BMC Anesthesiol. 2026 Jan 28. doi: 10.1186/s12871-026-03649-7. Online ahead of print.
ABSTRACT
BACKGROUND: Postoperative nausea and vomiting (PONV) is a common complication following general anesthesia, and may lead to delayed recovery and prolonged hospital length of stay. While propofol has been shown to reduce PONV risk, volatile anesthetics like sevoflurane are associated with a higher incidence.
OBJECTIVE: This study compares the incidence of PONV within 24 h after surgery between propofol based total intravenous anesthesia (TIVA) and a hybrid technique using low-dose propofol infusion with sevoflurane in patients with a prior history of PONV and/or motion sickness.
DESIGN: A prospective, single-blind, randomized controlled clinical trial was conducted in adult patients undergoing laparoscopic surgery at Penn State Health Milton S. Hershey Medical Center from February 2024 to March 2025.
INTERVENTION: Patients received either TIVA or a low-dose propofol infusion combined with sevoflurane. The primary outcome was the cumulative incidence of PONV within 24 hours postoperatively. Secondary outcomes included PONV in the post-anesthesia care unit (PACU) and use of rescue antiemetics.

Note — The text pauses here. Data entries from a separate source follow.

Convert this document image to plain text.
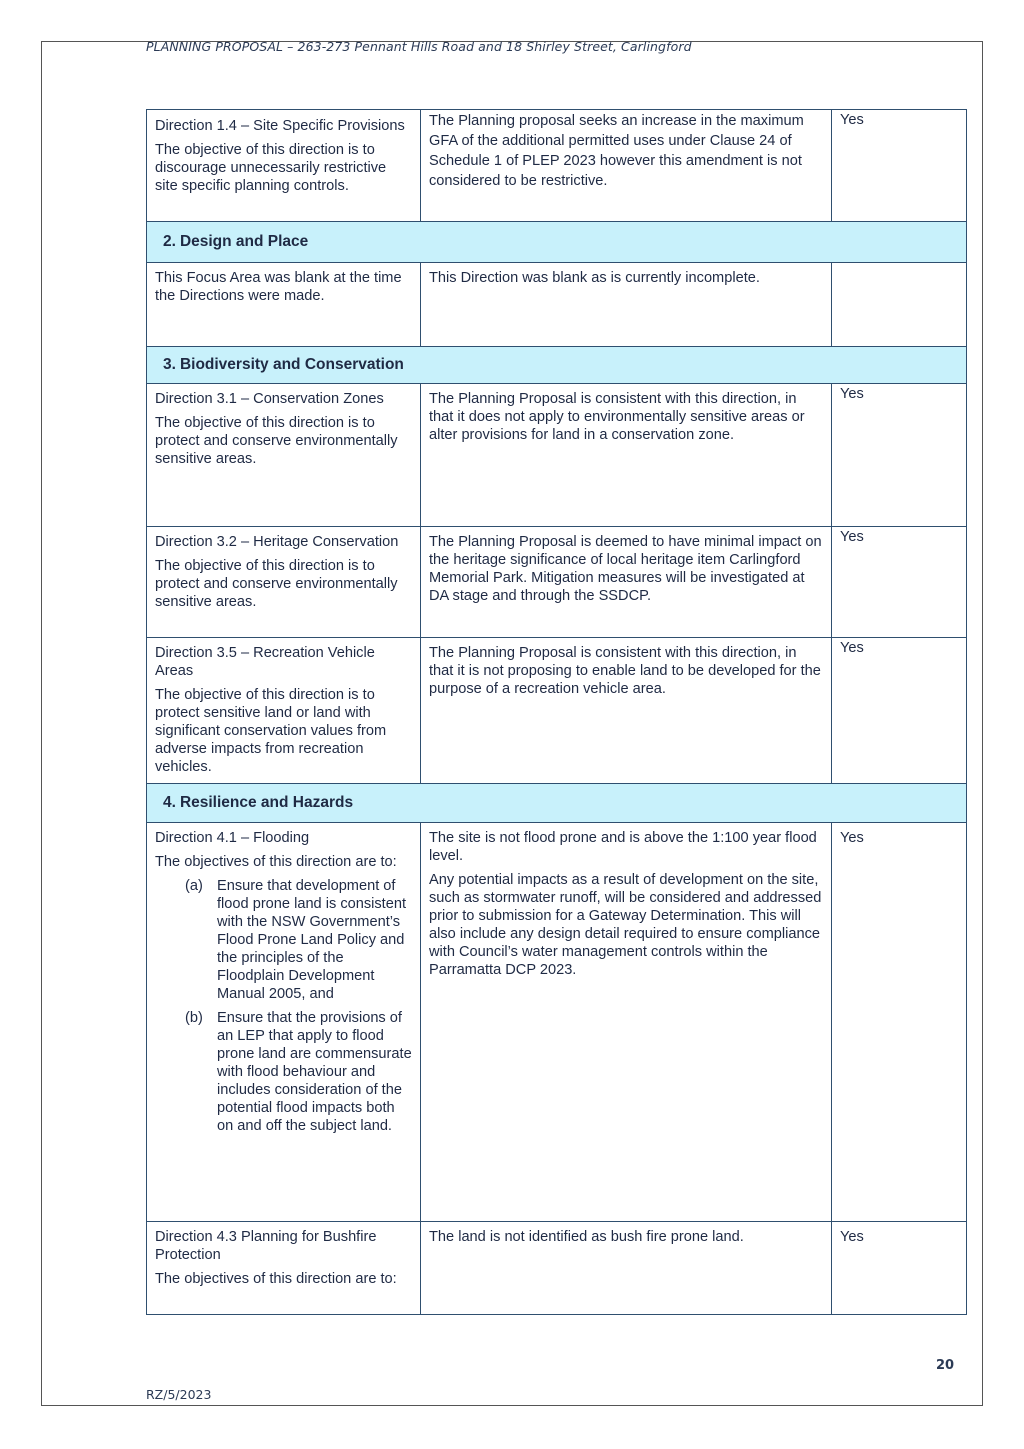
PLANNING PROPOSAL – 263-273 Pennant Hills Road and 18 Shirley Street, Carlingford

Direction 1.4 – Site Specific Provisions

The objective of this direction is to discourage unnecessarily restrictive site specific planning controls.

The Planning proposal seeks an increase in the maximum GFA of the additional permitted uses under Clause 24 of Schedule 1 of PLEP 2023 however this amendment is not considered to be restrictive.

Yes
2. Design and Place

This Focus Area was blank at the time the Directions were made.

This Direction was blank as is currently incomplete.

3. Biodiversity and Conservation

Direction 3.1 – Conservation Zones

The objective of this direction is to protect and conserve environmentally sensitive areas.

The Planning Proposal is consistent with this direction, in that it does not apply to environmentally sensitive areas or alter provisions for land in a conservation zone.

Yes

Direction 3.2 – Heritage Conservation

The objective of this direction is to protect and conserve environmentally sensitive areas.

The Planning Proposal is deemed to have minimal impact on the heritage significance of local heritage item Carlingford Memorial Park. Mitigation measures will be investigated at DA stage and through the SSDCP.

Yes

Direction 3.5 – Recreation Vehicle Areas

The objective of this direction is to protect sensitive land or land with significant conservation values from adverse impacts from recreation vehicles.

The Planning Proposal is consistent with this direction, in that it is not proposing to enable land to be developed for the purpose of a recreation vehicle area.

Yes
4. Resilience and Hazards

Direction 4.1 – Flooding

The objectives of this direction are to:

(a) Ensure that development of flood prone land is consistent with the NSW Government’s Flood Prone Land Policy and the principles of the Floodplain Development Manual 2005, and
(b) Ensure that the provisions of an LEP that apply to flood prone land are commensurate with flood behaviour and includes consideration of the potential flood impacts both on and off the subject land.

The site is not flood prone and is above the 1:100 year flood level.

Any potential impacts as a result of development on the site, such as stormwater runoff, will be considered and addressed prior to submission for a Gateway Determination. This will also include any design detail required to ensure compliance with Council’s water management controls within the Parramatta DCP 2023.

Yes

Direction 4.3 Planning for Bushfire Protection

The objectives of this direction are to:

The land is not identified as bush fire prone land.	Yes
20
RZ/5/2023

RESULTS: A total of 65 patients were included, (32 hybrid anesthesia, 33 propofol TIVA). PONV occurred in 28% of patients receiving hybrid anesthesia compared to 21% receiving TIVA (p = 0.44). At 24 h, PONV was reported by 59% in the hybrid group and 42% in the TIVA group (p = 0.17).
CONCLUSION: Low-dose propofol infusion combined with sevoflurane resulted in PONV rates that were not statistically different from propofol-based TIVA.
TRIAL REGISTRATION: NCT05759481, registered on 02/22/2023.